D’autres expériences ont confirmé l’hypothèse selon laquelle les crises d’épilepsie chez les personnes atteintes de TSA, en particulier celles atteintes du syndrome du chromosome 15 isodicentrique, étaient directement responsables de l’altération de la sociabilité.

L’équipe a constaté que la suppression d’UBE3A ne mettait pas fin aux crises, mais qu’elle supprimait la conséquence de l’altération de la sociabilité.

En d’autres termes, le fait d’avoir un peu plus d’UBE3A – comme c’est le cas pour certaines personnes atteintes de TSA – peut entraîner une perte importante des comportements de socialisation à la suite de crises légères.

Enfin, les chercheurs ont cartographié l’endroit du cerveau où l’UBE3A était affectée par les crises, et l’ont trouvé à un endroit plutôt étrange.

“La plupart des scientifiques auraient pensé qu’elles avaient lieu dans le cortex – la zone du cerveau où se déroulent le traitement sensoriel et les commandes motrices – mais, en fait, ces interactions ont lieu dans le tronc cérébral, dans le système de récompense”, a déclaré Anderson.

L’endroit exact est un groupe de neurones dans le mésencéphale appelé l’aire tegmentale ventrale, connue pour jouer un rôle clé dans la motivation, l’amour et la dépendance.

Il est important de noter qu’en utilisant des récepteurs modifiés qu’ils ont pu planter dans les nerfs, ils ont découvert qu’il était possible d’activer et de désactiver les nerfs, augmentant ainsi la sociabilité.

Il convient de préciser que la méthode n’a été appliquée qu’à des souris de laboratoire spécialement modifiées et que l’insertion d’interrupteurs neuronaux chez l’homme n’est actuellement pas une possibilité médicale.

Mais cette découverte fournit une cible à étudier pour d’autres formes potentielles de traitement.

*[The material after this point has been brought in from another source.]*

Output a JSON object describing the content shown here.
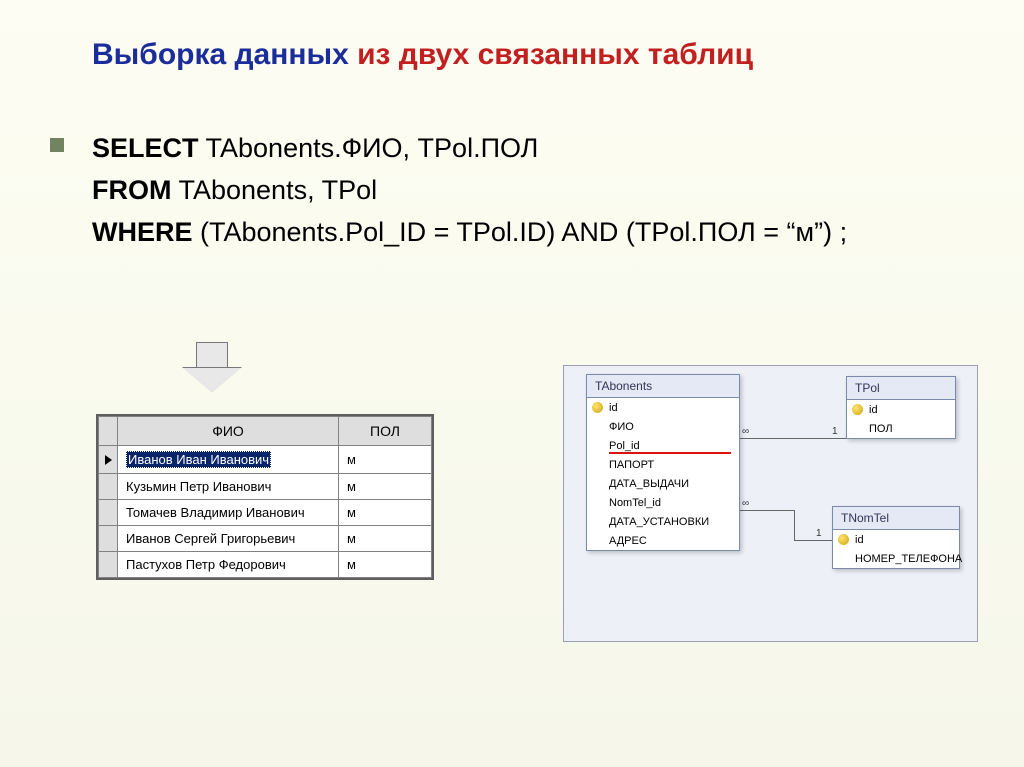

“Elle a une saveur thérapeutique ; un jour, nous pourrons peut-être la traduire en un traitement qui aidera les patients”, a déclaré M. Anderson.

Cela n’aidera peut-être pas tous les individus du spectre, mais comprendre comment notre cerveau donne naissance à la variété de caractéristiques qui composent les TSA pourrait peu à peu offrir des options à ceux qui ont des difficultés à se socialiser.

Cette recherche a été publiée dans Nature.